December 15, 2017

Employment Law

NLRB Roles Back Contract Worker Protections

December 15, 2017 – Yesterday, the National Labor Retaliations Board overturned its 2015 decision in Browning-Ferris Industries, 362 NLRB No. 186 (2015), concerning joint-employer liability. In a 3-2 decision, the NLRB overruled a standard that had made it easier for workers to hold companies liable for questionable independent contractor, subcontractor and temporary employment agency working arrangements.

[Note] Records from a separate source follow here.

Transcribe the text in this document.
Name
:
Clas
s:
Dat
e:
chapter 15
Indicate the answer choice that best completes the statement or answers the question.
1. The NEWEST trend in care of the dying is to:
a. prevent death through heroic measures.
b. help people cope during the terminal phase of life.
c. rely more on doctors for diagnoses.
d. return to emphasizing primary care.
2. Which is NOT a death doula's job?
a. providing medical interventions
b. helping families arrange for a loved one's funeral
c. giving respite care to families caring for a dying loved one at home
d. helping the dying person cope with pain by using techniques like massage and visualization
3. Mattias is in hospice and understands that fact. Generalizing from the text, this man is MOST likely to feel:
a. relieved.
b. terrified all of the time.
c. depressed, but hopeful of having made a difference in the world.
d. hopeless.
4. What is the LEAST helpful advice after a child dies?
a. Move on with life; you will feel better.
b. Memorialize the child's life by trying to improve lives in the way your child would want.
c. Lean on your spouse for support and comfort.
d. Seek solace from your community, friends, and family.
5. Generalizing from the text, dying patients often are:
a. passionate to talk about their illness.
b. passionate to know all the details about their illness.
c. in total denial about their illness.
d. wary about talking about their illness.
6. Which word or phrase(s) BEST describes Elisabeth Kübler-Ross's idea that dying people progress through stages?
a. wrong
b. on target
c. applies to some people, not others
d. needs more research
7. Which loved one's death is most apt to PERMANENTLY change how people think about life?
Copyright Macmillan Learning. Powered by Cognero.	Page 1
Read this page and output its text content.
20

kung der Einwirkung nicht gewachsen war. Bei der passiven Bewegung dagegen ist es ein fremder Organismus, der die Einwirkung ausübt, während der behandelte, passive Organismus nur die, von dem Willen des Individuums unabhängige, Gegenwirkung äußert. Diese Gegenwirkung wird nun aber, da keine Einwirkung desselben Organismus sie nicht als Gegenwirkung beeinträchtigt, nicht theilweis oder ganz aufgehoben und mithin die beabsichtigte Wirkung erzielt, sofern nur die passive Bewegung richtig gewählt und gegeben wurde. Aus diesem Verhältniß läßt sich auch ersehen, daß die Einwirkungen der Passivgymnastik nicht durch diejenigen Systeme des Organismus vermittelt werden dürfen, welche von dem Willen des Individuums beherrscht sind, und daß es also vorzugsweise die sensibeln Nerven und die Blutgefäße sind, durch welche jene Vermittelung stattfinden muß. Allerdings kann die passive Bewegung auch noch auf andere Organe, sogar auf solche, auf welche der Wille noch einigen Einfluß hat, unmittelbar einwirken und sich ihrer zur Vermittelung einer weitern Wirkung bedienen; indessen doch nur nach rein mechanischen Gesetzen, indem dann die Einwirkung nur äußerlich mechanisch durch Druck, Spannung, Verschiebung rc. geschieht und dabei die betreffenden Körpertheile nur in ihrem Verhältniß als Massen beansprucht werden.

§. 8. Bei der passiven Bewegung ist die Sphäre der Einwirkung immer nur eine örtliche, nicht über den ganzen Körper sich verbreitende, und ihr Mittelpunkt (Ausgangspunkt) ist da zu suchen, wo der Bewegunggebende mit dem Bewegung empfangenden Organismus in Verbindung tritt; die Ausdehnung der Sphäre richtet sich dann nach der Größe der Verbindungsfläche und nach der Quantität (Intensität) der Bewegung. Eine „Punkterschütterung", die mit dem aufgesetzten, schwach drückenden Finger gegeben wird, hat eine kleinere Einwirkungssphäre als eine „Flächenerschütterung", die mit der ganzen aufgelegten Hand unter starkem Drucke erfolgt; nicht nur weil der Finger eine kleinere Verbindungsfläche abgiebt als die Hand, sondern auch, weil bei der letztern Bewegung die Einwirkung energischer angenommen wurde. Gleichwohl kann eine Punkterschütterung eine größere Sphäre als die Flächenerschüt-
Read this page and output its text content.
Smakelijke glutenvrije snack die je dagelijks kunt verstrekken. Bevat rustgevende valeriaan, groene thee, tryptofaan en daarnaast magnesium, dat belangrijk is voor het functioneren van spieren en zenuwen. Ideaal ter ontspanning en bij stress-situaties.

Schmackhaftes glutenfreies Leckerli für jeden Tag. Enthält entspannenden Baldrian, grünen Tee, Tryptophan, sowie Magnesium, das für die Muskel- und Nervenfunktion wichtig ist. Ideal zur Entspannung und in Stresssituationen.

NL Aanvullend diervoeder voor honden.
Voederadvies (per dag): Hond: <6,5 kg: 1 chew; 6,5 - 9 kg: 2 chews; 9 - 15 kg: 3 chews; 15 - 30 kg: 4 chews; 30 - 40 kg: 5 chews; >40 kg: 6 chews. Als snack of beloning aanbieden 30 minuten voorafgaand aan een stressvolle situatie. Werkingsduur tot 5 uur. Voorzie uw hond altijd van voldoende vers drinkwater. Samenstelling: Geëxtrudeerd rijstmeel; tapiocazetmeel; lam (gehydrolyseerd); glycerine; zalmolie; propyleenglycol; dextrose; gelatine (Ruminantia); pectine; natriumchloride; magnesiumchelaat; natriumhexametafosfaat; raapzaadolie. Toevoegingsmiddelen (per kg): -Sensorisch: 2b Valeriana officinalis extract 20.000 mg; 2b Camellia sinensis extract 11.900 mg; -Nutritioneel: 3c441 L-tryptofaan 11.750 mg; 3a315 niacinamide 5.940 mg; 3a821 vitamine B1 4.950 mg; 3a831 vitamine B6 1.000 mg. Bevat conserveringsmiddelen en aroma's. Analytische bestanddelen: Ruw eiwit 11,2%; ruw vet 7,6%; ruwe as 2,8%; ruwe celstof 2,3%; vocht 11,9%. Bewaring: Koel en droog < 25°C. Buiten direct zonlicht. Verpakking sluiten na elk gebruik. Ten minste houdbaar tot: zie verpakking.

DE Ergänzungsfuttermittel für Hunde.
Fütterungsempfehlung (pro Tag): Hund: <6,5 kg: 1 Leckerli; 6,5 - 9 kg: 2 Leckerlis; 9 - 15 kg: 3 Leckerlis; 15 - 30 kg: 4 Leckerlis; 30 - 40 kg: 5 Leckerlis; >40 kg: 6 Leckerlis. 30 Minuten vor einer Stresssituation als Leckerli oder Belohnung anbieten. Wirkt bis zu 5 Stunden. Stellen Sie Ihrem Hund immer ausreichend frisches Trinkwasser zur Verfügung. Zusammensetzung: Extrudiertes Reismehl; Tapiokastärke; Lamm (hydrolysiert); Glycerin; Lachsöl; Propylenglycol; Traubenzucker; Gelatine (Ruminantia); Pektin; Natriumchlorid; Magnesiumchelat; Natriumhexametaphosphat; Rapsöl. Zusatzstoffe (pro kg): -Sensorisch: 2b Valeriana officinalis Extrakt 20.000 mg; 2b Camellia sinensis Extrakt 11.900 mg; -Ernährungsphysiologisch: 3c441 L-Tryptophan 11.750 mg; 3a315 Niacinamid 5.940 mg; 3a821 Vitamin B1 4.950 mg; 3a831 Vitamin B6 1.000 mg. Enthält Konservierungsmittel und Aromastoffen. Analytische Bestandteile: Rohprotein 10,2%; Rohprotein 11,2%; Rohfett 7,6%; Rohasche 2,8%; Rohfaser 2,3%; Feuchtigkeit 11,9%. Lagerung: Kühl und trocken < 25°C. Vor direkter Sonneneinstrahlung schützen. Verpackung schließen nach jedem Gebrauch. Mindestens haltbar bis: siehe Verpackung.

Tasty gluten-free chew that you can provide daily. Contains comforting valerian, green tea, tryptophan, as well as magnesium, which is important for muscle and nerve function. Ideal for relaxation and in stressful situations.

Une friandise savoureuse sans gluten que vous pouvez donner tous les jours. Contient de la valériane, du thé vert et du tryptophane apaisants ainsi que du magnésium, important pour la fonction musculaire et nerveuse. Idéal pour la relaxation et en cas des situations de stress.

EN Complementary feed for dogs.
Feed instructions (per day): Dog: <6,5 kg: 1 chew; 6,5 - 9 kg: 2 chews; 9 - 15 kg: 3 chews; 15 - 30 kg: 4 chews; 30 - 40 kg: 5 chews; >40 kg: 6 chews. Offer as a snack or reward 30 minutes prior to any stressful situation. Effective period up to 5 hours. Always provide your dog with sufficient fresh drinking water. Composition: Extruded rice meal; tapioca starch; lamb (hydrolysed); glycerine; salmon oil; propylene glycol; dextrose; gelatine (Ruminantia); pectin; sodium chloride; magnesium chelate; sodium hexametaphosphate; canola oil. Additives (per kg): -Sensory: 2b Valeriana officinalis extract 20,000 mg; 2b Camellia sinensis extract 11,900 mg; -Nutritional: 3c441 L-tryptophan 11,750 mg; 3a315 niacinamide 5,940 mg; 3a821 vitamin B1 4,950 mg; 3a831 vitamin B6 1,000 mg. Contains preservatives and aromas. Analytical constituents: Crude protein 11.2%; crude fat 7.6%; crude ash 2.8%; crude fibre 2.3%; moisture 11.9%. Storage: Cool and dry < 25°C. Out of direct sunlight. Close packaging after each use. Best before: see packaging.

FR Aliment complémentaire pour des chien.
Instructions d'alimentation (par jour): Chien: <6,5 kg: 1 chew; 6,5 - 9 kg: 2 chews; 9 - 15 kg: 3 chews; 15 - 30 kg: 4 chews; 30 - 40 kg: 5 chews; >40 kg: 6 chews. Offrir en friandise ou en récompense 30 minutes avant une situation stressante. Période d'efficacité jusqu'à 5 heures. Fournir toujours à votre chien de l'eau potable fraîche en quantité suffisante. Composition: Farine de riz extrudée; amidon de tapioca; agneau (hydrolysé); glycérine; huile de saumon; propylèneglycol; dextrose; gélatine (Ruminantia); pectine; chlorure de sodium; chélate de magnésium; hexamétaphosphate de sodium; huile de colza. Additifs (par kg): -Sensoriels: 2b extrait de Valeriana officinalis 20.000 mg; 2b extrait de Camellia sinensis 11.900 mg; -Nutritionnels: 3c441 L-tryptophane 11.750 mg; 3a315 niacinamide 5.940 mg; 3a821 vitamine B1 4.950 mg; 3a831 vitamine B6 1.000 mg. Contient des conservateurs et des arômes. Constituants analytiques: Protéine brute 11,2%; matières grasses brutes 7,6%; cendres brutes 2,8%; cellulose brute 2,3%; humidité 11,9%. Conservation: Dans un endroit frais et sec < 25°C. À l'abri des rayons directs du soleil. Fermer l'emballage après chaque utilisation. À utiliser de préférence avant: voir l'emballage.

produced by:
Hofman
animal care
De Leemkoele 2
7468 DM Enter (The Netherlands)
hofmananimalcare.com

Prior to 2015, companies were found to be joint employers of workers hired by another business (e.g. temporary employment agency) only if they had “direct and immediate” control over working conditions. The 2015 Browning-Ferris decision expanded joint-employer liability to include work arrangements in which the company had “indirect or unexercised control,” such that the employer need only possess the authority to control the working conditions, even if it did not exercise the control. The decision was hailed as a victory for workers’ rights for closing loopholes used by corporations to avoid paying fair wages, as well as taxes and benefits under Social Security, Medicare, unemployment and worker’s compensation laws, and avoid liability under state and federal anti-discrimination laws. The NLRB saw it as a necessary response to a rapidly growing temporary work force that now had potential control by multiple businesses over their working conditions.

Yesterday’s decision reverses contract worker protections and returns to a strict test for company/employer liability. While some business groups see this as a return to a clearer joint-employer definition, workers’ rights advocates see this as a blow to efforts to reign in joint-employer abuse by companies who exploit workers for their own financial gains.